Design an AI Search Engine
A hellointerview-style system design deep dive into AI-powered search engines like Perplexity, SearchGPT, and Google AI Overviews. Covers requirements, core entities, the search-to-synthesis pipeline, and three production deep dives: query decomposition and tool routing, retrieval and reranking pipelines, and citation-grounded synthesis with source verification. Each deep dive walks through naive, better, and production-grade approaches with trade-offs.
Quick Reference
- →The core pipeline is: query understanding, search planning, parallel retrieval, reranking, and grounded synthesis with inline citations
- →Complex queries are decomposed into 3-5 sub-queries executed in parallel — this is the single biggest latency optimization
- →Every factual claim must link to a verifiable source — hallucinated citations destroy user trust faster than wrong answers
- →Cross-encoder reranking after initial retrieval improves answer quality by 20-30 percent over embedding similarity alone
- →Stream the answer token-by-token so users see results in 2-3 seconds even though full generation takes 10-15 seconds
- →Tool routing dispatches non-web queries (math, code, real-time data) to specialized backends instead of forcing everything through web search
- →Semantic caching with embedding similarity matching eliminates redundant computation for repeated and near-duplicate queries
- →Diversity enforcement in the reranking stage prevents the answer from being dominated by a single source perspective
Understanding the Problem
An AI search engine receives a natural language query, searches the web for relevant sources, retrieves and ranks documents, and synthesizes a comprehensive answer with inline citations. Unlike traditional search engines that return a ranked list of links, this system returns a direct answer grounded in real sources — the user gets the information they need without clicking through ten blue links and reading five articles. Products like Perplexity, SearchGPT, and Google AI Overviews have made this a mainstream product category, processing hundreds of millions of queries daily. From a system design perspective, this is a rich problem because it touches query understanding (decomposing complex questions into searchable sub-queries), information retrieval (finding the most relevant content from billions of web pages), synthesis (generating coherent answers from multiple sources), and trust (ensuring every claim is verifiably grounded in a cited source). The trade-offs are sharp: too few sources and the answer is incomplete, too many and the synthesis is slow and expensive, bad citations and user trust collapses, slow response and users switch back to traditional search.

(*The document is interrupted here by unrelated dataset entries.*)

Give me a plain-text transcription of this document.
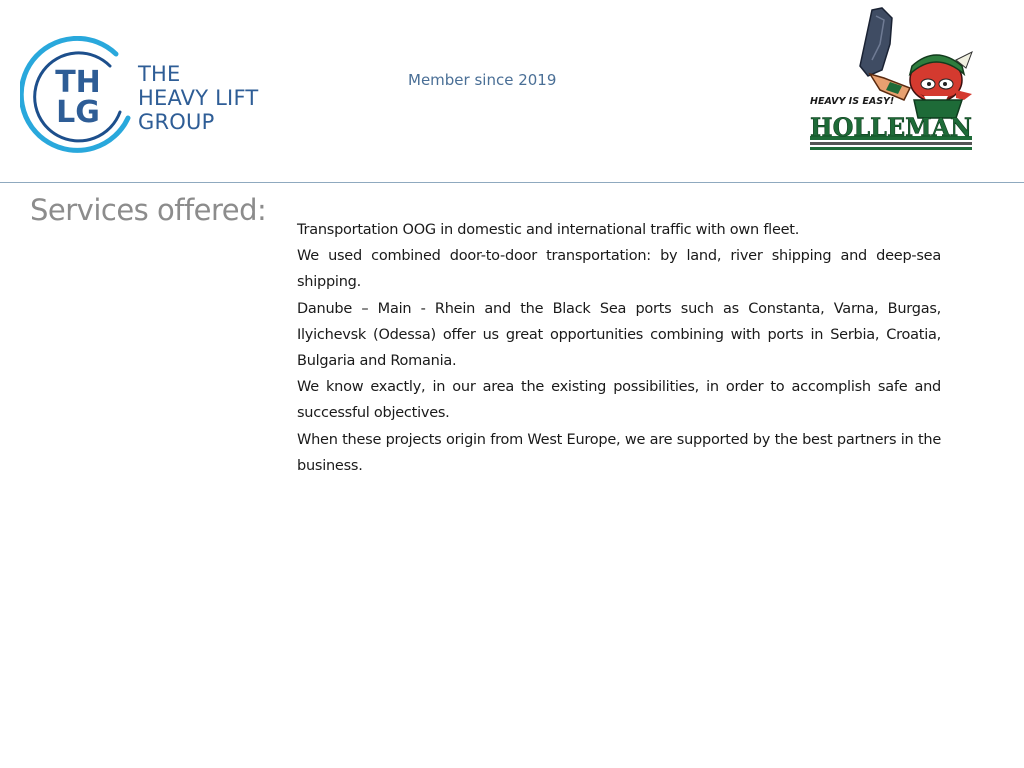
TH
LG
THE
HEAVY LIFT
GROUP
Member since 2019
HEAVY IS EASY!
HOLLEMAN
Services offered:

Transportation OOG in domestic and international traffic with own fleet.

We used combined door-to-door transportation: by land, river shipping and deep-sea shipping.

Danube – Main - Rhein and the Black Sea ports such as Constanta, Varna, Burgas, Ilyichevsk (Odessa) offer us great opportunities combining with ports in Serbia, Croatia, Bulgaria and Romania.

We know exactly, in our area the existing possibilities, in order to accomplish safe and successful objectives.

When these projects origin from West Europe, we are supported by the best partners in the business.
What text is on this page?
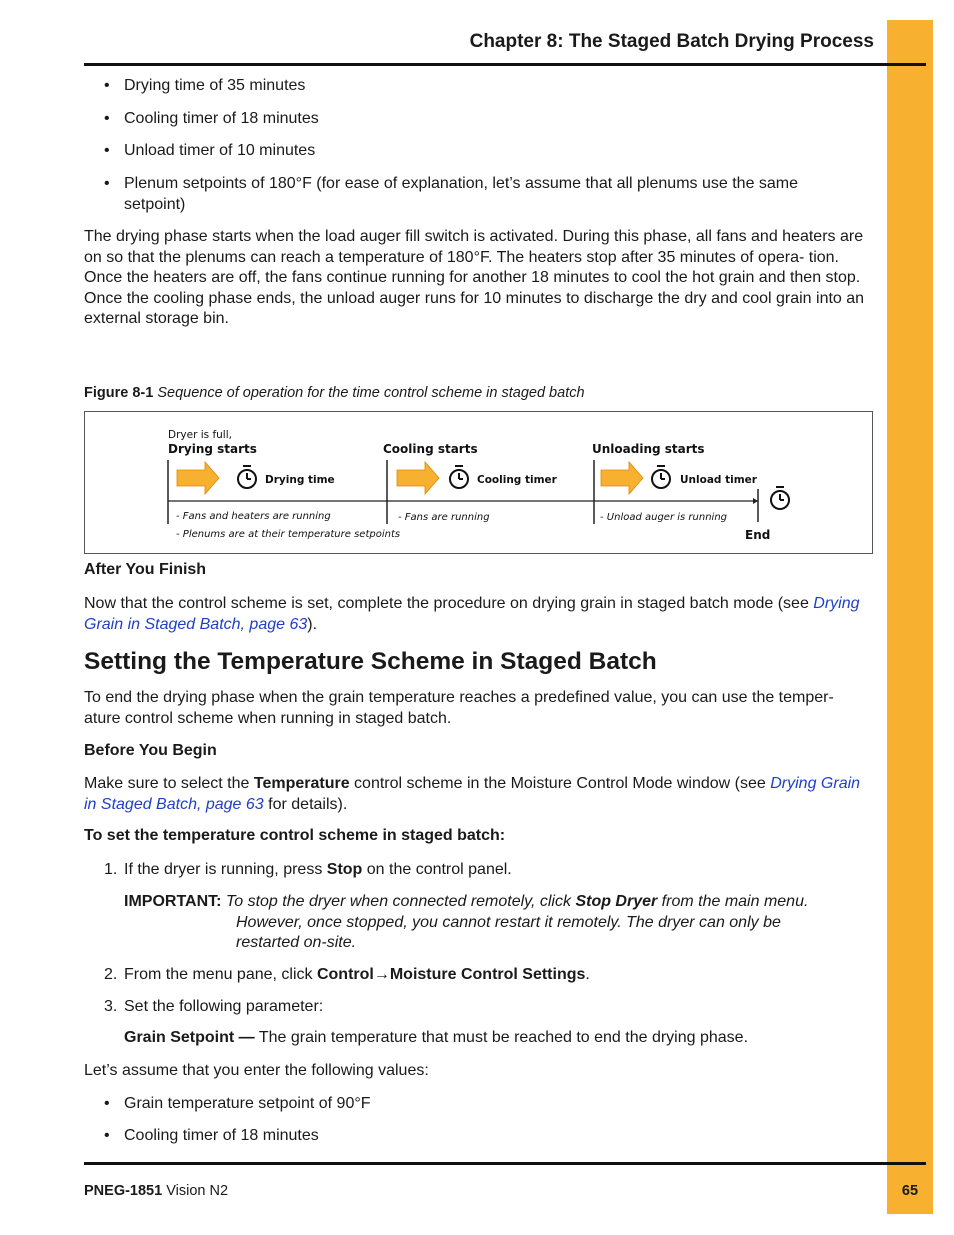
Chapter 8: The Staged Batch Drying Process
• Drying time of 35 minutes
• Cooling timer of 18 minutes
• Unload timer of 10 minutes
• Plenum setpoints of 180°F (for ease of explanation, let’s assume that all plenums use the same setpoint)
The drying phase starts when the load auger fill switch is activated. During this phase, all fans and heaters are on so that the plenums can reach a temperature of 180°F. The heaters stop after 35 minutes of opera- tion. Once the heaters are off, the fans continue running for another 18 minutes to cool the hot grain and then stop. Once the cooling phase ends, the unload auger runs for 10 minutes to discharge the dry and cool grain into an external storage bin.
Figure 8-1 Sequence of operation for the time control scheme in staged batch
Dryer is full,
Drying starts	Cooling starts	Unloading starts
Drying time	Cooling timer	Unload timer
- Fans and heaters are running
- Plenums are at their temperature setpoints
- Fans are running	- Unload auger is running
End
After You Finish
Now that the control scheme is set, complete the procedure on drying grain in staged batch mode (see Drying Grain in Staged Batch, page 63).
Setting the Temperature Scheme in Staged Batch
To end the drying phase when the grain temperature reaches a predefined value, you can use the temper- ature control scheme when running in staged batch.
Before You Begin
Make sure to select the Temperature control scheme in the Moisture Control Mode window (see Drying Grain in Staged Batch, page 63 for details).
To set the temperature control scheme in staged batch:
1. If the dryer is running, press Stop on the control panel.
IMPORTANT: To stop the dryer when connected remotely, click Stop Dryer from the main menu.
However, once stopped, you cannot restart it remotely. The dryer can only be
restarted on-site.
2. From the menu pane, click Control→Moisture Control Settings.
3. Set the following parameter:
Grain Setpoint — The grain temperature that must be reached to end the drying phase.
Let’s assume that you enter the following values:
• Grain temperature setpoint of 90°F
• Cooling timer of 18 minutes
PNEG-1851 Vision N2	65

Perplexity Pro Search processes millions of queries daily using a multi-step research pipeline that decomposes complex queries into sub-queries and executes parallel searches before synthesizing. Google AI Overviews integrates directly with Google's search index, giving it access to the most comprehensive web corpus but facing the challenge of synthesizing from an overwhelming number of candidates. SearchGPT combines OpenAI's language models with web browsing capabilities, emphasizing conversational follow-up and multi-turn research sessions. All three demonstrate the same fundamental lesson: the quality of retrieved sources determines the quality of the synthesized answer — garbage in, garbage out.

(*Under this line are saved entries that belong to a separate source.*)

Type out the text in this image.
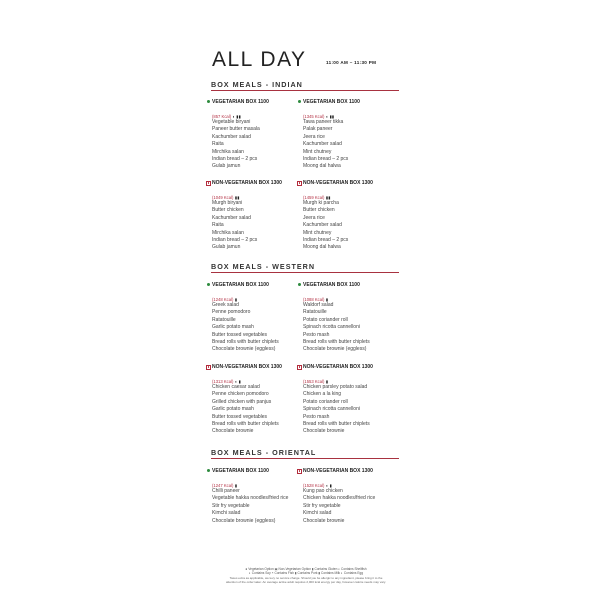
ALL DAY	11:00 AM – 11:30 PM
BOX MEALS - INDIAN
VEGETARIAN BOX 1100
(857 Kcal) ◐ ▮▮
Vegetable biryani
Paneer butter masala
Kachumber salad
Raita
Mirchika salan
Indian bread – 2 pcs
Gulab jamun
VEGETARIAN BOX 1100
(1345 Kcal) ◐ ▮▮
Tawa paneer tikka
Palak paneer
Jeera rice
Kachumber salad
Mint chutney
Indian bread – 2 pcs
Moong dal halwa
NON-VEGETARIAN BOX 1300
(1049 Kcal) ▮▮
Murgh biryani
Butter chicken
Kachumber salad
Raita
Mirchika salan
Indian bread – 2 pcs
Gulab jamun
NON-VEGETARIAN BOX 1300
(1459 Kcal) ▮▮
Murgh ki parcha
Butter chicken
Jeera rice
Kachumber salad
Mint chutney
Indian bread – 2 pcs
Moong dal halwa
BOX MEALS - WESTERN
VEGETARIAN BOX 1100
(1248 Kcal) ▮
Greek salad
Penne pomodoro
Ratatouille
Garlic potato mash
Butter tossed vegetables
Bread rolls with butter chiplets
Chocolate brownie (eggless)
VEGETARIAN BOX 1100
(1088 Kcal) ▮
Waldorf salad
Ratatouille
Potato coriander roll
Spinach ricotta cannelloni
Pesto mash
Bread rolls with butter chiplets
Chocolate brownie (eggless)
NON-VEGETARIAN BOX 1300
(1313 Kcal) ◐ ▮
Chicken caesar salad
Penne chicken pomodoro
Grilled chicken with panjus
Garlic potato mash
Butter tossed vegetables
Bread rolls with butter chiplets
Chocolate brownie
NON-VEGETARIAN BOX 1300
(1553 Kcal) ▮
Chicken parsley potato salad
Chicken a la king
Potato coriander roll
Spinach ricotta cannelloni
Pesto mash
Bread rolls with butter chiplets
Chocolate brownie
BOX MEALS - ORIENTAL
VEGETARIAN BOX 1100
(1247 Kcal) ▮
Chilli paneer
Vegetable hakka noodles/fried rice
Stir fry vegetable
Kimchi salad
Chocolate brownie (eggless)
NON-VEGETARIAN BOX 1300
(1528 Kcal) ◐ ▮
Kung pao chicken
Chicken hakka noodles/fried rice
Stir fry vegetable
Kimchi salad
Chocolate brownie
● Vegetarian Option ▣ Non-Vegetarian Option ▮ Contains Gluten ◐ Contains Shellfish
◐ Contains Soy ◓ Contains Fish ▮ Contains Pork ▮ Contains Milk ◐ Contains Egg
Taxes extra as applicable, we levy no service charge. Should you be allergic to any ingredient, please bring it to the
attention of the order taker. An average active adult requires 2,000 kcal energy per day, however calorie needs may vary.
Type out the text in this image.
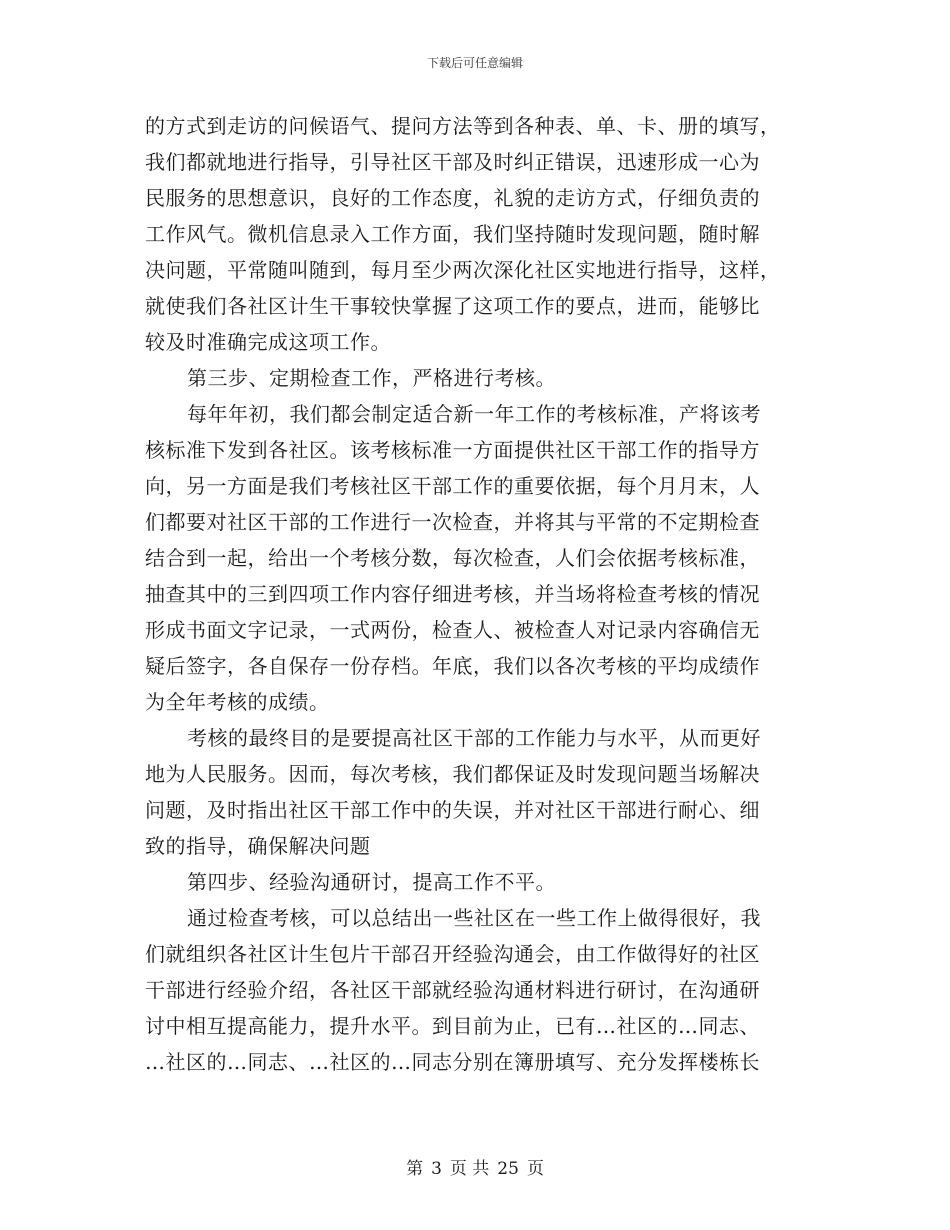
下载后可任意编辑
的方式到走访的问候语气、提问方法等到各种表、单、卡、册的填写，
我们都就地进行指导，引导社区干部及时纠正错误，迅速形成一心为
民服务的思想意识，良好的工作态度，礼貌的走访方式，仔细负责的
工作风气。微机信息录入工作方面，我们坚持随时发现问题，随时解
决问题，平常随叫随到，每月至少两次深化社区实地进行指导，这样，
就使我们各社区计生干事较快掌握了这项工作的要点，进而，能够比
较及时准确完成这项工作。
第三步、定期检查工作，严格进行考核。
每年年初，我们都会制定适合新一年工作的考核标准，产将该考
核标准下发到各社区。该考核标准一方面提供社区干部工作的指导方
向，另一方面是我们考核社区干部工作的重要依据，每个月月末，人
们都要对社区干部的工作进行一次检查，并将其与平常的不定期检查
结合到一起，给出一个考核分数，每次检查，人们会依据考核标准，
抽查其中的三到四项工作内容仔细进考核，并当场将检查考核的情况
形成书面文字记录，一式两份，检查人、被检查人对记录内容确信无
疑后签字，各自保存一份存档。年底，我们以各次考核的平均成绩作
为全年考核的成绩。
考核的最终目的是要提高社区干部的工作能力与水平，从而更好
地为人民服务。因而，每次考核，我们都保证及时发现问题当场解决
问题，及时指出社区干部工作中的失误，并对社区干部进行耐心、细
致的指导，确保解决问题
第四步、经验沟通研讨，提高工作不平。
通过检查考核，可以总结出一些社区在一些工作上做得很好，我
们就组织各社区计生包片干部召开经验沟通会，由工作做得好的社区
干部进行经验介绍，各社区干部就经验沟通材料进行研讨，在沟通研
讨中相互提高能力，提升水平。到目前为止，已有…社区的…同志、
…社区的…同志、…社区的…同志分别在簿册填写、充分发挥楼栋长
第 3 页 共 25 页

This is fundamentally about building a system that retrieves the right information from the web, ranks it precisely, and synthesizes it into a trustworthy answer with verifiable citations. The three hardest sub-problems are: (1) decomposing complex queries into effective search strategies that cover all aspects of the question, (2) selecting the most relevant passages from dozens of candidate documents without losing diversity, and (3) generating answers where every factual claim is genuinely supported by a cited source rather than hallucinated.